I look down at my half-eaten wrap. “I don’t want to be with anyone else until I can give him my whole heart, and right now, it belongs to someone else.”
Brad lets out a small grunt. “This Loïc dude must be a fucking idiot.”
“He’s not. It’s…I don’t know. He was my first real love. I’m having a hard time with letting him go, I guess.”
“I really hate that douche for messing you up for the rest of us,” Brad huffs out.
I can’t help but smile. “You’d better go. You’ll be late for Elizabeth.”
Brad throws a fifty down on the table and stands. “All right. Sorry to eat and run. Your stories sound great. Can’t wait to see the finished versions.”
“Thanks.”
He starts to leave but stops when he’s next to me. He bends down, and with one hand, he grabs the back of my head and leans in, pulling me into a kiss. It’s short and sweet and completely unexpected.
His lips pull away from mine, but his face remains a breath away. “Anything? Did you feel anything?” he asks.
“Nope,” I whisper.
“Damn,” he sighs. He stands up, releasing my head. “I had to try one more time.” He smiles. “Please don’t come into my office and chew me out tomorrow.
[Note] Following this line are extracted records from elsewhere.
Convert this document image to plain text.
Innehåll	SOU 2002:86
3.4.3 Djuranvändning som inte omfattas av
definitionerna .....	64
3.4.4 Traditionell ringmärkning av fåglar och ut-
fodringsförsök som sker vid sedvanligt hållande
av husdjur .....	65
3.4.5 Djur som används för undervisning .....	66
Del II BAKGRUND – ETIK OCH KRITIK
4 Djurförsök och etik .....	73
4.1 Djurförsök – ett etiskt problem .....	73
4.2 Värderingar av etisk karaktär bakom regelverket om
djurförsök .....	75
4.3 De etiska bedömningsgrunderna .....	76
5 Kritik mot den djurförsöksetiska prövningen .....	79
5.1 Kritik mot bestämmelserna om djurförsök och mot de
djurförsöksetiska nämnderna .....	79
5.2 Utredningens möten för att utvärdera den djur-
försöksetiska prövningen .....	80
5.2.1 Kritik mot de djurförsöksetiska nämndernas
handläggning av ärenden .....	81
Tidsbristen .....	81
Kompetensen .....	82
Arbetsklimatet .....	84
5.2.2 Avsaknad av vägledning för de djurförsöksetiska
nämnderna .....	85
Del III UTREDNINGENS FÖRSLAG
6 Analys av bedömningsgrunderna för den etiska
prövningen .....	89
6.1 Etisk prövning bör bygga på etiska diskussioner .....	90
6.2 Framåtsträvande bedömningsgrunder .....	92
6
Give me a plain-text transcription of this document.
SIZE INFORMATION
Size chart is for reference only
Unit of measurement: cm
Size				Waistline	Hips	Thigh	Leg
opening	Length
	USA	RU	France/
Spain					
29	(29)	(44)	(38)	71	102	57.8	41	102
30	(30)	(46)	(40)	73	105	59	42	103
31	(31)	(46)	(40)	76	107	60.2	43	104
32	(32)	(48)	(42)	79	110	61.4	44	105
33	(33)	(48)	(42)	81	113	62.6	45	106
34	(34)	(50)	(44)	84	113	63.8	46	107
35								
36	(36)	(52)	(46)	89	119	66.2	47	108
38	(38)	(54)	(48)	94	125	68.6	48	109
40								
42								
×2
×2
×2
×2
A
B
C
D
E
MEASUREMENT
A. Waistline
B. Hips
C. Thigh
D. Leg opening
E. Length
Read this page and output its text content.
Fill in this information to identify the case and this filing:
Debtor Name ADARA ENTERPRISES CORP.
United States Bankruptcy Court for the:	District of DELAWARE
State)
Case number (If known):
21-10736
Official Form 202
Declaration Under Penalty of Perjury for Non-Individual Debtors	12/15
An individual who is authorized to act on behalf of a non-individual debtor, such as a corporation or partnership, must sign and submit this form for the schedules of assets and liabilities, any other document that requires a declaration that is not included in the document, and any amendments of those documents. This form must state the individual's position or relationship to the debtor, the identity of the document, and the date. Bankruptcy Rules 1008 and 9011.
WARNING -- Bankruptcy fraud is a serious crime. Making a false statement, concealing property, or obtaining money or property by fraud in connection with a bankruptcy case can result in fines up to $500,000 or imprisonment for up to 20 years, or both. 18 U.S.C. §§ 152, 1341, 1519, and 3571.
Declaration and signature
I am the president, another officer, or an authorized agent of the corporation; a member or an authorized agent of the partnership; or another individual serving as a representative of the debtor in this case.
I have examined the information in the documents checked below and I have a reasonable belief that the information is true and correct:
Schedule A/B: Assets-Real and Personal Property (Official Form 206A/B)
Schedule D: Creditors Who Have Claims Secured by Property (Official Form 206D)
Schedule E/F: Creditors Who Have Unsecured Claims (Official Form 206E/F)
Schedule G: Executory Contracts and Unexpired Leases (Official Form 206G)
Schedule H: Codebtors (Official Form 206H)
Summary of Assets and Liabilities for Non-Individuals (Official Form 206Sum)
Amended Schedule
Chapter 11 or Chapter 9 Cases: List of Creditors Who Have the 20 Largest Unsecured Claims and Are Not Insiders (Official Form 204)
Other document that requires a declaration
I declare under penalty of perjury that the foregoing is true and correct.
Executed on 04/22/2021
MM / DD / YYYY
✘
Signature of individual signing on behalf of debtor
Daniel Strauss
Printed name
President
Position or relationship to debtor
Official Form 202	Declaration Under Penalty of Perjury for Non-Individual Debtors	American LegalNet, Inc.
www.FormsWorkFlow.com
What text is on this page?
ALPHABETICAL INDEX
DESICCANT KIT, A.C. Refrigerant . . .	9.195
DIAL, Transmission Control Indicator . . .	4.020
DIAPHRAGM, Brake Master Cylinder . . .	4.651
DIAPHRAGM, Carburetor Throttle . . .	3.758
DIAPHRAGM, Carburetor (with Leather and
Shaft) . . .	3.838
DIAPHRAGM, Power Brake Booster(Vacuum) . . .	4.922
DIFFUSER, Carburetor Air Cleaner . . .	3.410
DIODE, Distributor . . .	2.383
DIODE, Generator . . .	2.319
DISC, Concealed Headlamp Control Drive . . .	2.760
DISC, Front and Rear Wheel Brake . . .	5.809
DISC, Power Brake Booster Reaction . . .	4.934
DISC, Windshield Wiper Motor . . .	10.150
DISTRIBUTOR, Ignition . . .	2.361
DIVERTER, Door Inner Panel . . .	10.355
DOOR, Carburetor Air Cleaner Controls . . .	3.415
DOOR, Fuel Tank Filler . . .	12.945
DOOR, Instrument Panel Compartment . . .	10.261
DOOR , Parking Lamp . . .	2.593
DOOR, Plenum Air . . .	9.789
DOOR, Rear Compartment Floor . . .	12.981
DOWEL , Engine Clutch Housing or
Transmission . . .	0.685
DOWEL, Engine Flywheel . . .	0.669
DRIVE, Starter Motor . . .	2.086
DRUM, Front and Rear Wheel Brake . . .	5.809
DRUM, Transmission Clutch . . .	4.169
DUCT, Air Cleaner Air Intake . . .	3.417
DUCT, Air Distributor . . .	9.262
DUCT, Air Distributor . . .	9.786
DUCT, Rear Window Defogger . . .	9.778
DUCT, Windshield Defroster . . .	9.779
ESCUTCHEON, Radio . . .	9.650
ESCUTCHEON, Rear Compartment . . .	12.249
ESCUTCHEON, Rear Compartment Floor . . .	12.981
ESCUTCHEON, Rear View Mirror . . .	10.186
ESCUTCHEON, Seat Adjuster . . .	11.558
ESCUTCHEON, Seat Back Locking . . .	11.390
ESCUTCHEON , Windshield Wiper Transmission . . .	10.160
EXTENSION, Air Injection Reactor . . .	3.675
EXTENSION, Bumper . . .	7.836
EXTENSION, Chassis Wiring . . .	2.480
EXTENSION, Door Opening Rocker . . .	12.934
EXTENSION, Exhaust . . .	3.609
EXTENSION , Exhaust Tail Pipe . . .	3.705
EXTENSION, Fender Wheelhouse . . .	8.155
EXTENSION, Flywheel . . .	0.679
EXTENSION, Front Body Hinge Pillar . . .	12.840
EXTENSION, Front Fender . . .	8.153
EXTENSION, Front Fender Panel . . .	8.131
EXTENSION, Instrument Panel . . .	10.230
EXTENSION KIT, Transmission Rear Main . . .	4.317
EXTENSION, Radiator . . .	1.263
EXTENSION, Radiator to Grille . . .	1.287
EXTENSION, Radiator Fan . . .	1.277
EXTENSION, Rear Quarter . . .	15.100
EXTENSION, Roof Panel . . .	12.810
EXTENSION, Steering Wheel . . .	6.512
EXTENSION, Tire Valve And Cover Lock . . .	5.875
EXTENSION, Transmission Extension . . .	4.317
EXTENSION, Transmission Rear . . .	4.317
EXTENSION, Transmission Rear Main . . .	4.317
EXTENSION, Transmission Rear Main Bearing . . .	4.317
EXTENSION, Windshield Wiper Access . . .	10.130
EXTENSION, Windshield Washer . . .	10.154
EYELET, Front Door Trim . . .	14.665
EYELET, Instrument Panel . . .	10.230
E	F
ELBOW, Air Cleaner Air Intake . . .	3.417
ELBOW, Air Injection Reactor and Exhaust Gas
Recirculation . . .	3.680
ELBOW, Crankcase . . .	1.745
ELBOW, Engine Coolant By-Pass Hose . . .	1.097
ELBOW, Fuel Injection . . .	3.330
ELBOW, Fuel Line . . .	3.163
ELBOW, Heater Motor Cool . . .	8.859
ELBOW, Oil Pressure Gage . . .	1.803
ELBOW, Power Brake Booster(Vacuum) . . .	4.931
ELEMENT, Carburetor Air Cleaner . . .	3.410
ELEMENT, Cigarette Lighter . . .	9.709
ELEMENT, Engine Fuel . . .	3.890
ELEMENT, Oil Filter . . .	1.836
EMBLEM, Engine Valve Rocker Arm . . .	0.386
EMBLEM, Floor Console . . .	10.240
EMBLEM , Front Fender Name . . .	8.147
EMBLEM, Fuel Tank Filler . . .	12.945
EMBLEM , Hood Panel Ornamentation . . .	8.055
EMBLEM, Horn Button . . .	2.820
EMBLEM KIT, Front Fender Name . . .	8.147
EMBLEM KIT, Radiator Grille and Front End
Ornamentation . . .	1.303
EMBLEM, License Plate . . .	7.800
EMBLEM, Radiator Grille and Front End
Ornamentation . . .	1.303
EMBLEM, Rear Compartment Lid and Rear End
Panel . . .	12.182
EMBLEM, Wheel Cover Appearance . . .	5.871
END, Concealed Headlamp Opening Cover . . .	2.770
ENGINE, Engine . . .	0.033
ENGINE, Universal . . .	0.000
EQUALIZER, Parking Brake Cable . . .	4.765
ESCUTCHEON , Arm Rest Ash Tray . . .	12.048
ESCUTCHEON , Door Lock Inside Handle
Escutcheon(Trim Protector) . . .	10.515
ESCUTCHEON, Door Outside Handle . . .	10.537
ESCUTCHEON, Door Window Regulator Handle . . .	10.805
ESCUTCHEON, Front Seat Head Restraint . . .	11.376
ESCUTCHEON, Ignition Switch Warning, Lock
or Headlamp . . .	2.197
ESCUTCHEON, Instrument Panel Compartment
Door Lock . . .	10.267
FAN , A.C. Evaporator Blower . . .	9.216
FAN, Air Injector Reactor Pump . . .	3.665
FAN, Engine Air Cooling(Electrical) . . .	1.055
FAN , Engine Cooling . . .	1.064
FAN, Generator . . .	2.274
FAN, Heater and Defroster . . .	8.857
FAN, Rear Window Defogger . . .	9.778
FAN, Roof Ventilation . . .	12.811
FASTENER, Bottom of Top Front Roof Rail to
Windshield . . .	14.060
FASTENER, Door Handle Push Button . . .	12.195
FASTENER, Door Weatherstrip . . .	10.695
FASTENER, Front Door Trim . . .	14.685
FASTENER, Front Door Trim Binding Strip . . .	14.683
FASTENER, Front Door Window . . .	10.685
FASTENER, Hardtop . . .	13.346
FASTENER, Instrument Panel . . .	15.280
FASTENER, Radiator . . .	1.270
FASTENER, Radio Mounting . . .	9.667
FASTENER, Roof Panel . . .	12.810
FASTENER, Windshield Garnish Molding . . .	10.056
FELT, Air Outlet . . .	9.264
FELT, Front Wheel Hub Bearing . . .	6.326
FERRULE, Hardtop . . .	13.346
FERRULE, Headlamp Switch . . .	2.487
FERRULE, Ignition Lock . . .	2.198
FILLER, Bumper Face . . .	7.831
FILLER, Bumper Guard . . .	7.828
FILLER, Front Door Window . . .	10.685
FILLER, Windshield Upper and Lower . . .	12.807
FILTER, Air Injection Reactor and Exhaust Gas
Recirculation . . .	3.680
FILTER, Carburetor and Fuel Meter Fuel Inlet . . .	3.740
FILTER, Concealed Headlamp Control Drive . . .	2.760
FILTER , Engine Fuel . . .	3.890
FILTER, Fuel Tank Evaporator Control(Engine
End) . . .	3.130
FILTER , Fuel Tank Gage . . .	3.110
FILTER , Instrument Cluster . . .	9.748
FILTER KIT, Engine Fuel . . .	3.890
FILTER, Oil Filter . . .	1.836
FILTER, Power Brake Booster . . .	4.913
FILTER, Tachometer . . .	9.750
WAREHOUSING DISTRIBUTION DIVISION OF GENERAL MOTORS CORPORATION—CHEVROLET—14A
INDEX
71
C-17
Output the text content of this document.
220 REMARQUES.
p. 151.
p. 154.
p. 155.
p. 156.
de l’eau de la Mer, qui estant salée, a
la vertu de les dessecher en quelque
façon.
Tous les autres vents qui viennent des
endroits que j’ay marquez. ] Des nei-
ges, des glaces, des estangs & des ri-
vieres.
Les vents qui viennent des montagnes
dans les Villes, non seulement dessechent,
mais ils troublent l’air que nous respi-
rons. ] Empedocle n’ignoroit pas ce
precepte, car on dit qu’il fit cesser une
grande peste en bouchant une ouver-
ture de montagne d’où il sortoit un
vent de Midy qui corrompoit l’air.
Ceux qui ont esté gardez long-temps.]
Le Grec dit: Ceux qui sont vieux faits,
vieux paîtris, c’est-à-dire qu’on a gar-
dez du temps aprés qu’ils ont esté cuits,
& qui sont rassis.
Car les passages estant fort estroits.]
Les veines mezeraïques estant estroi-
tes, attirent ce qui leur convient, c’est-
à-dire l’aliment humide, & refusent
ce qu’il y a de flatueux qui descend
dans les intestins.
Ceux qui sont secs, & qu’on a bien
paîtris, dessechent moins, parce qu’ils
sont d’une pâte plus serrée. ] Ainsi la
I promise I won’t do it again.” He winks.
“I won’t yell at you, and you won’t do it again.” I smile at him, but he knows I’m serious.
“Okay. See you tomorrow, London.”
“Sounds good. Give my best to Elizabeth.” I grin wide.
“Will do,” he says before walking away.
I take a couple of additional bites of my wrap before calling it a night, and I pay the bill. But I’m in no hurry to leave. Kate isn’t home from the office yet, and it’s such a gorgeous night.
I lean back in my chair and watch the people around me, the cars going by, the sun as it descends into the horizon.
Turning toward the restaurant, I catch a glimpse of myself in the storefront window. I barely recognize myself anymore. In my reflection, I see someone with strength, confidence, and happiness. All are a true testament to how far I’ve come. Appearing whole is quite a feat when, inside, I still feel so very broken.
Life goes on, and there is no better place to drive that sentiment home than in LA. Everything is fast-paced here. If I didn’t acclimate, I’d have gotten lost.
And I realize that failing isn’t an option. I need this success.
So, I move on. I adapt. I smile. Most importantly, I work hard.
And I pretend that I don’t scan the faces of everyone I pass in hopes of seeing him.
You’re doing okay, I tell myself.You’re doing really great.
I have a job that I love. I haven’t touched my trust fund in six months. I’m an independent woman, living a life I can be proud of. I’ve met some great new people.
Despite my shattered heart, I’m happy. Truthfully, I don’t know if my heart will ever heal. They say that time heals all wounds, so I’m hopeful.
Goose bumps pebble across my skin.
Sometimes, when I’m thinking of Loïc, I can almost feel him. If I didn’t know better, I would swear that he’s here with me. I suppose, in a way, he is. They say the ones you truly love never really leave you. Though life might be easier if they did.
Loïc
“I never thought I’d see the day when I thought someone’s spit was adorable.”